There are some limitations that should be taken into account when interpreting the results of this study. First, the populations we used are closed populations: no individuals were born or died over the course of each simulation. As such, there were no new susceptible individuals entering the population. In reality, newborn infants are an important group of susceptible individuals, that may thus have been underrepresented in our study [1].
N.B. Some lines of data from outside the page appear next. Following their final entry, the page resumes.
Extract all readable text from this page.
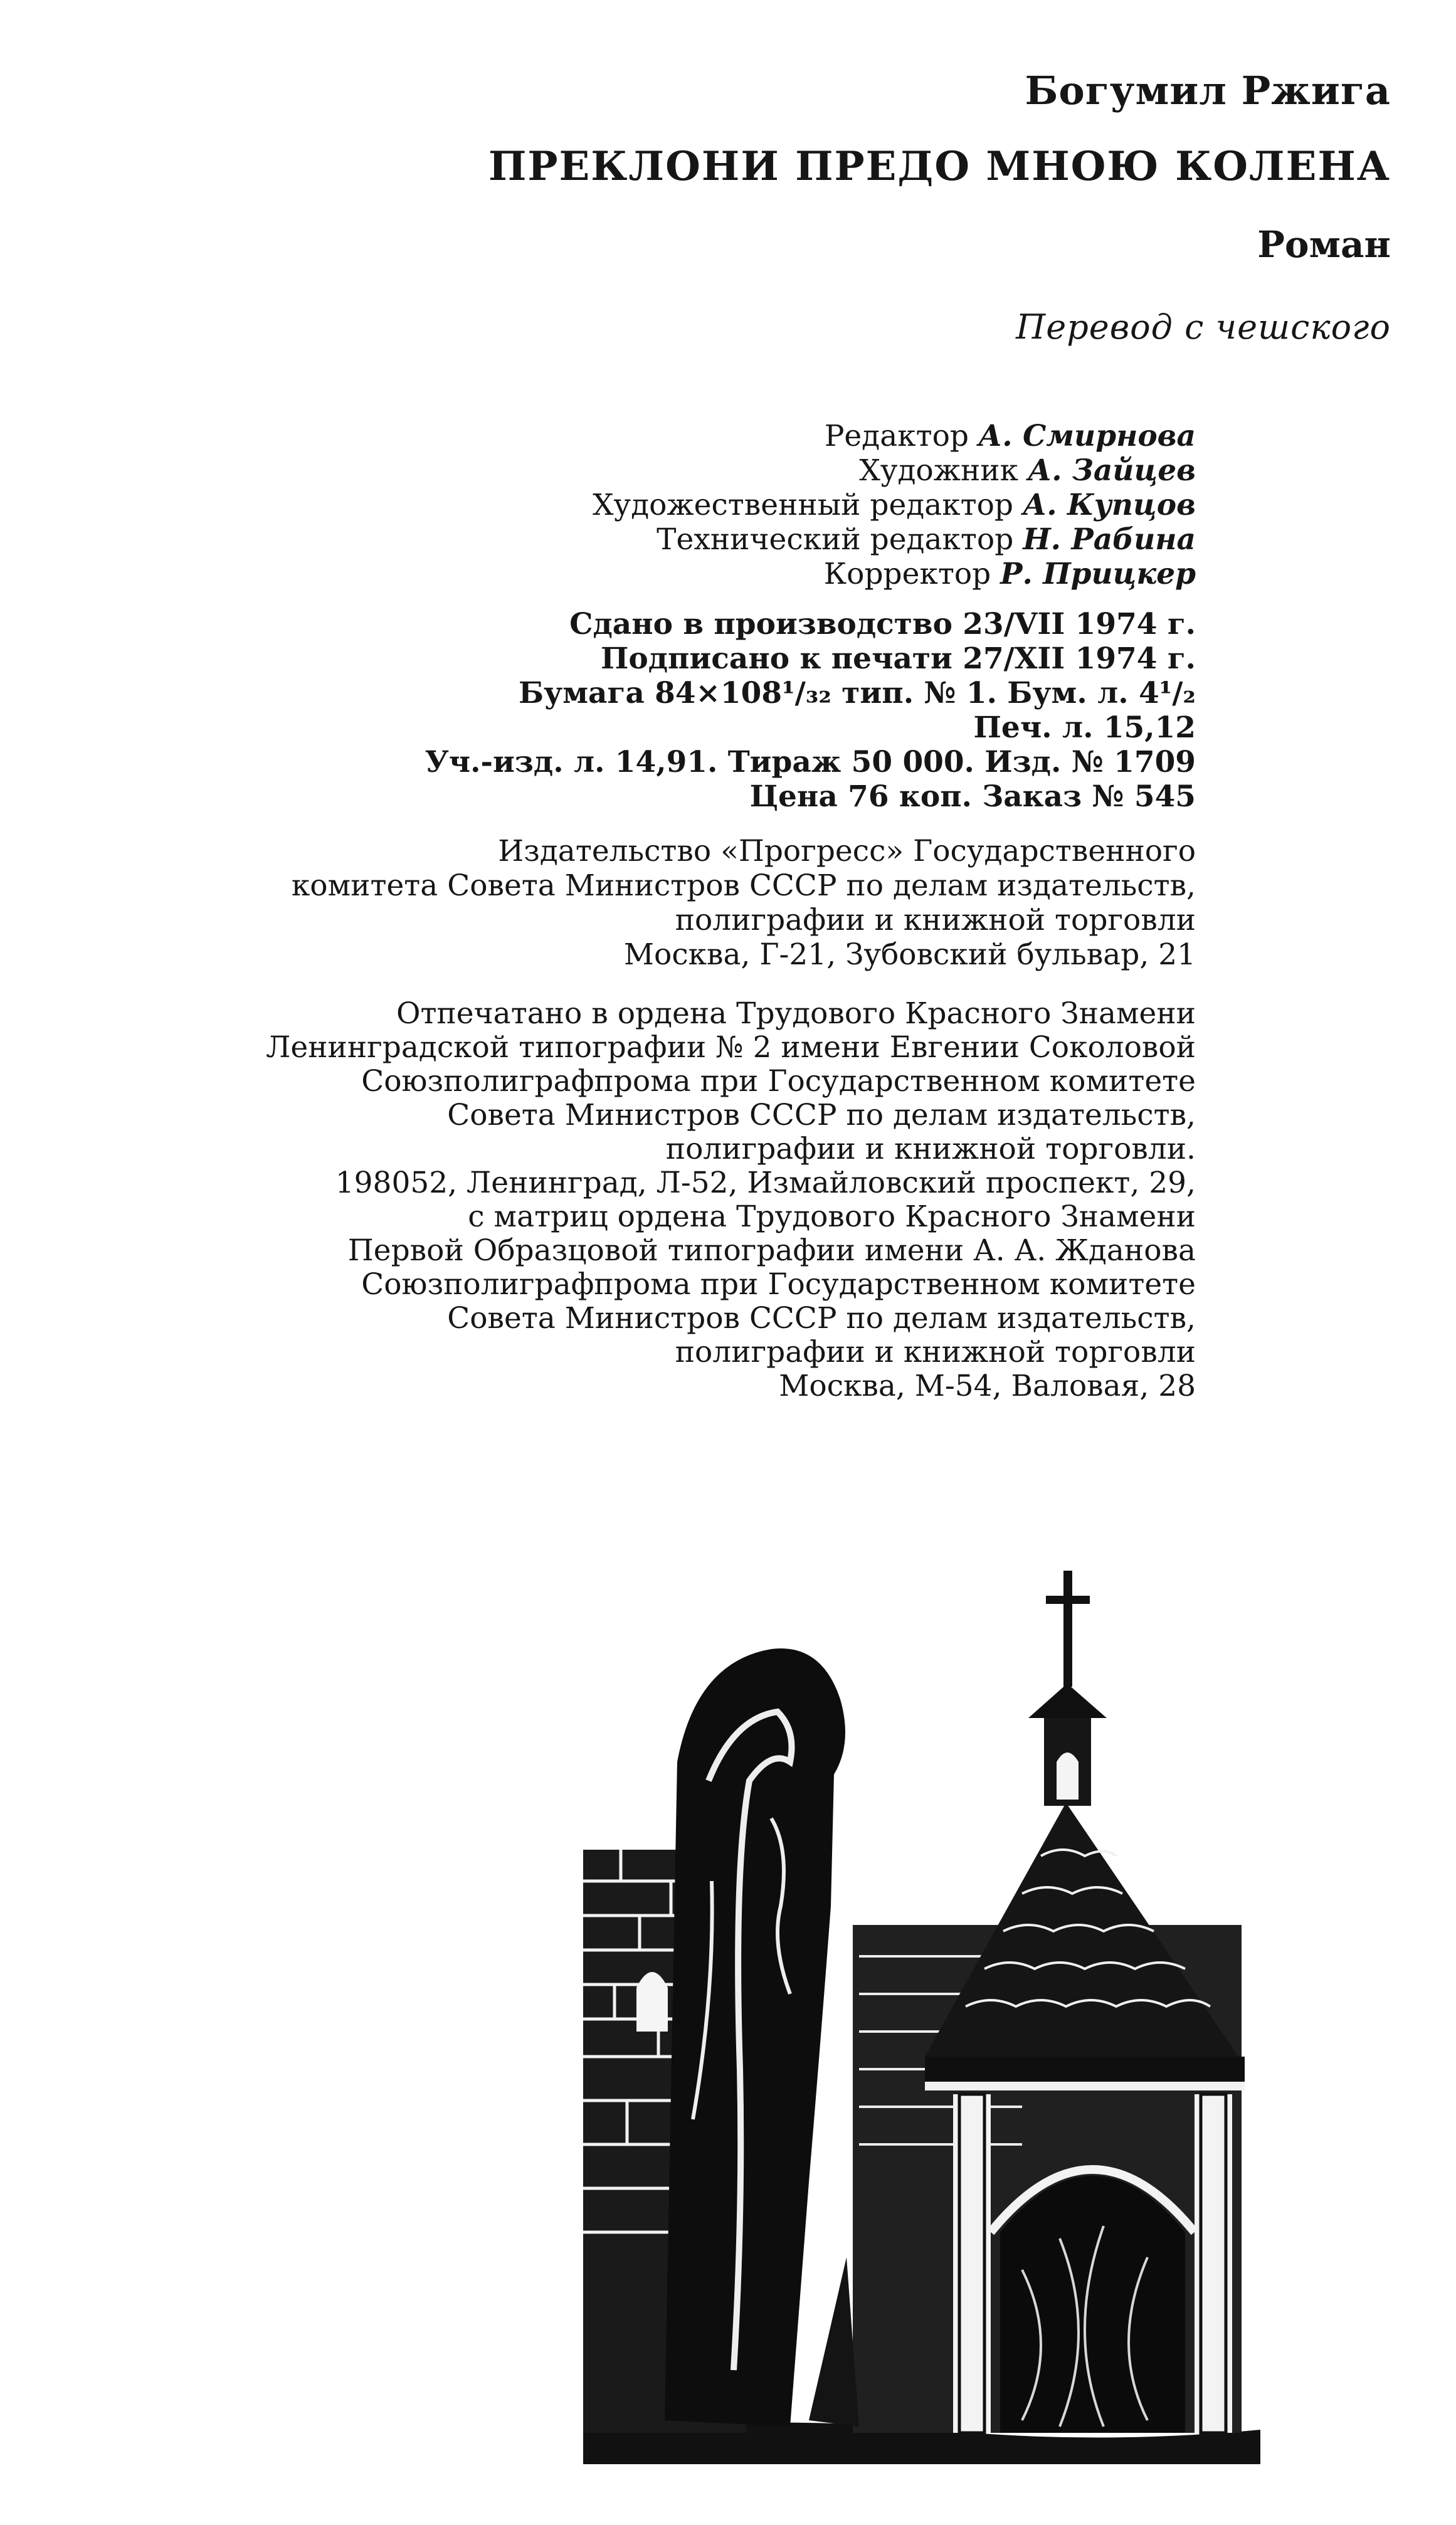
Богумил Ржига
ПРЕКЛОНИ ПРЕДО МНОЮ КОЛЕНА
Роман
Перевод с чешского
Редактор А. Смирнова
Художник А. Зайцев
Художественный редактор А. Купцов
Технический редактор Н. Рабина
Корректор Р. Прицкер
Сдано в производство 23/VII 1974 г.
Подписано к печати 27/XII 1974 г.
Бумага 84×108¹/₃₂ тип. № 1. Бум. л. 4¹/₂
Печ. л. 15,12
Уч.-изд. л. 14,91. Тираж 50 000. Изд. № 1709
Цена 76 коп. Заказ № 545
Издательство «Прогресс» Государственного
комитета Совета Министров СССР по делам издательств,
полиграфии и книжной торговли
Москва, Г-21, Зубовский бульвар, 21
Отпечатано в ордена Трудового Красного Знамени
Ленинградской типографии № 2 имени Евгении Соколовой
Союзполиграфпрома при Государственном комитете
Совета Министров СССР по делам издательств,
полиграфии и книжной торговли.
198052, Ленинград, Л-52, Измайловский проспект, 29,
с матриц ордена Трудового Красного Знамени
Первой Образцовой типографии имени А. А. Жданова
Союзполиграфпрома при Государственном комитете
Совета Министров СССР по делам издательств,
полиграфии и книжной торговли
Москва, М-54, Валовая, 28
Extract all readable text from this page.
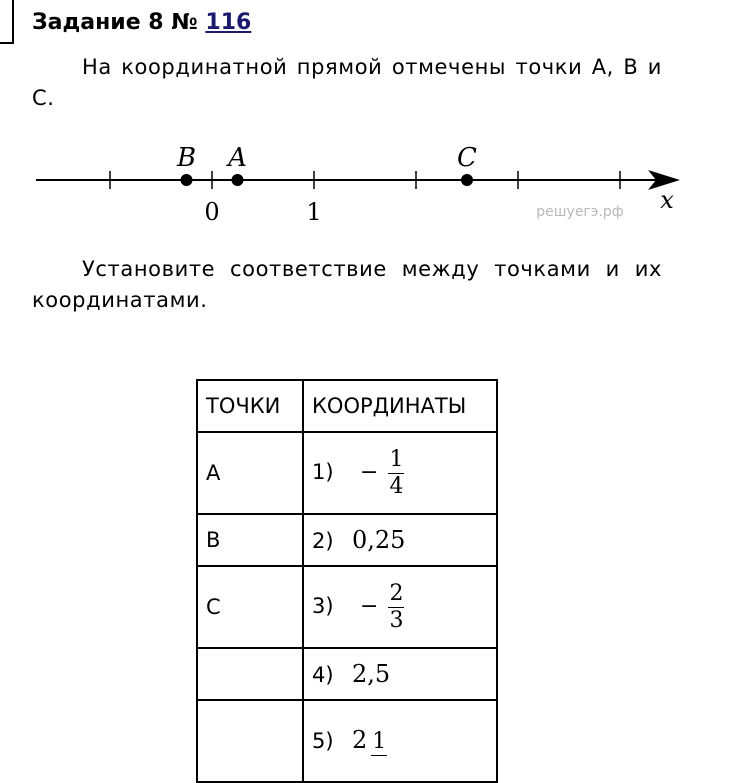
Задание 8 № 116
На координатной прямой отмечены точки A, B и C.
B A	C
0	1	x
решуегэ.рф
Установите соответствие между точками и их координатами.
ТОЧКИ	КООРДИНАТЫ
A	$1) - \frac{1}{4}$

B	2) 0,25
C	$3) - \frac{2}{3}$

	4) 2,5
	5) 2 1
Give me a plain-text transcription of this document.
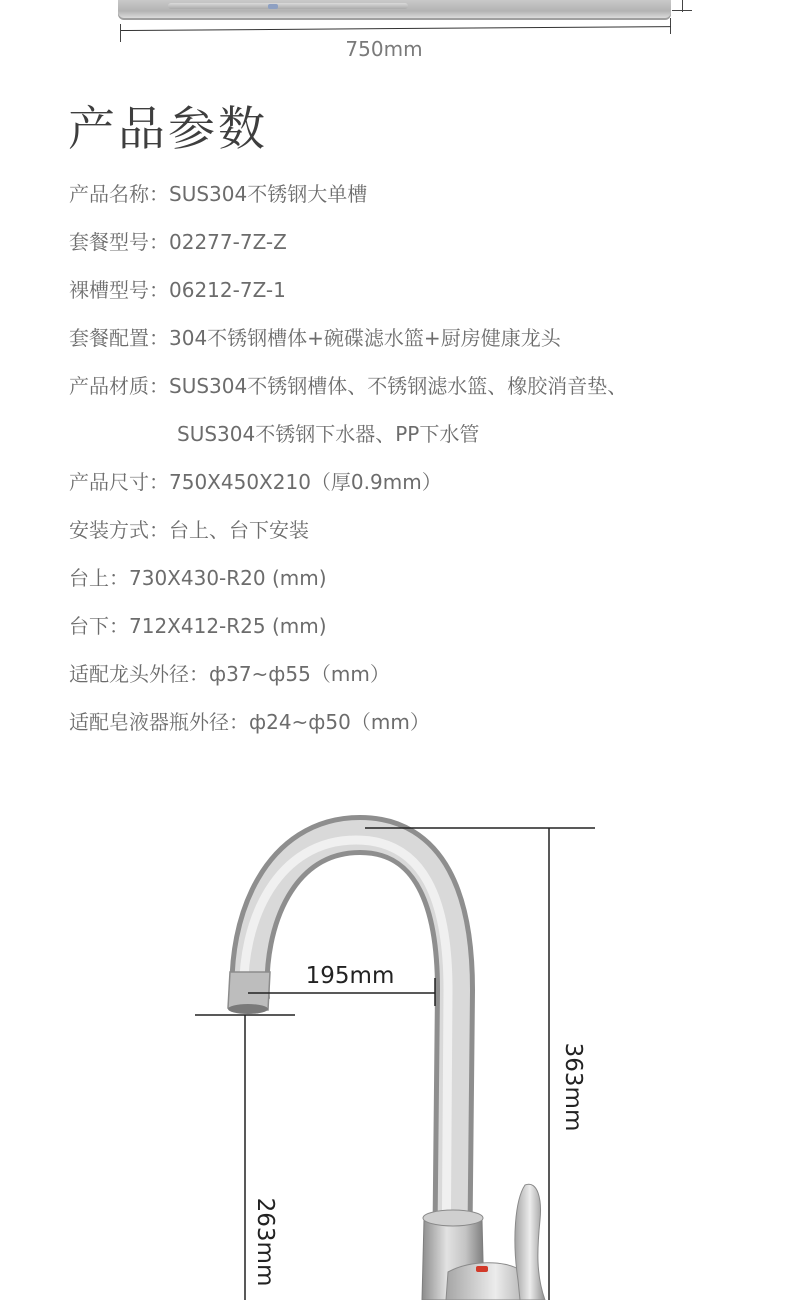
750mm
产品参数
产品名称：SUS304不锈钢大单槽
套餐型号：02277-7Z-Z
裸槽型号：06212-7Z-1
套餐配置：304不锈钢槽体+碗碟滤水篮+厨房健康龙头
产品材质：SUS304不锈钢槽体、不锈钢滤水篮、橡胶消音垫、
SUS304不锈钢下水器、PP下水管
产品尺寸：750X450X210（厚0.9mm）
安装方式：台上、台下安装
台上：730X430-R20 (mm)
台下：712X412-R25 (mm)
适配龙头外径：ф37~ф55（mm）
适配皂液器瓶外径：ф24~ф50（mm）
195mm
363mm
263mm
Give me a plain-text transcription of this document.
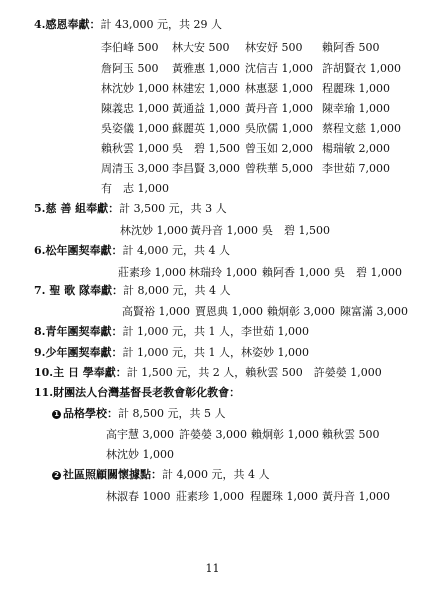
4.感恩奉獻：計 43,000 元，共 29 人
李伯峰 500 林大安 500 林安妤 500 賴阿香 500
詹阿玉 500 黃雅惠 1,000 沈信吉 1,000 許胡賢衣 1,000
林沈妙 1,000 林建宏 1,000 林惠瑟 1,000 程麗珠 1,000
陳義忠 1,000 黃通益 1,000 黃丹音 1,000 陳幸瑜 1,000
吳姿儀 1,000 蘇麗英 1,000 吳欣儒 1,000 蔡程文慈 1,000
賴秋雲 1,000 吳　碧 1,500 曾玉如 2,000 楊瑞敏 2,000
周清玉 3,000 李昌賢 3,000 曾秩華 5,000 李世茹 7,000
有　志 1,000
5.慈 善 組奉獻：計 3,500 元，共 3 人
林沈妙 1,000 黃丹音 1,000 吳　碧 1,500
6.松年團契奉獻：計 4,000 元，共 4 人
莊素珍 1,000 林瑞玲 1,000 賴阿香 1,000 吳　碧 1,000
7. 聖 歌 隊奉獻：計 8,000 元，共 4 人
高賢裕 1,000 賈恩典 1,000 賴炯彰 3,000 陳富滿 3,000
8.青年團契奉獻：計 1,000 元，共 1 人，李世茹 1,000
9.少年團契奉獻：計 1,000 元，共 1 人，林姿妙 1,000
10.主 日 學奉獻：計 1,500 元，共 2 人，賴秋雲 500　許嫈嫈 1,000
11.財團法人台灣基督長老教會彰化教會：
1 品格學校：計 8,500 元，共 5 人
高宇慧 3,000 許嫈嫈 3,000 賴炯彰 1,000 賴秋雲 500
林沈妙 1,000
2 社區照顧關懷據點：計 4,000 元，共 4 人
林淑春 1000 莊素珍 1,000 程麗珠 1,000 黃丹音 1,000
11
Furthermore, the projected age-specific immunity levels that we used for 2020, 2030 and 2040 were based on a serological survey [11]. A serological survey measures antibody titres in surveyed individuals, which provide an estimate of humoral immune response. However, cellular immune response mechanisms may offer protection against a disease even when antibody levels are low [19]. As such, the projections we used may underestimate the level of immunity against measles in Flanders.

Finally, this study is a case-study for the population of Flanders, Belgium. It should be verified whether the effect of household-based susceptibility clustering evolves in the same manner for other populations. We also recommend that, in the future, data on the level of susceptibility clustering in different contexts and for different populations should be collected and used to update estimations of the herd immunity threshold for measles.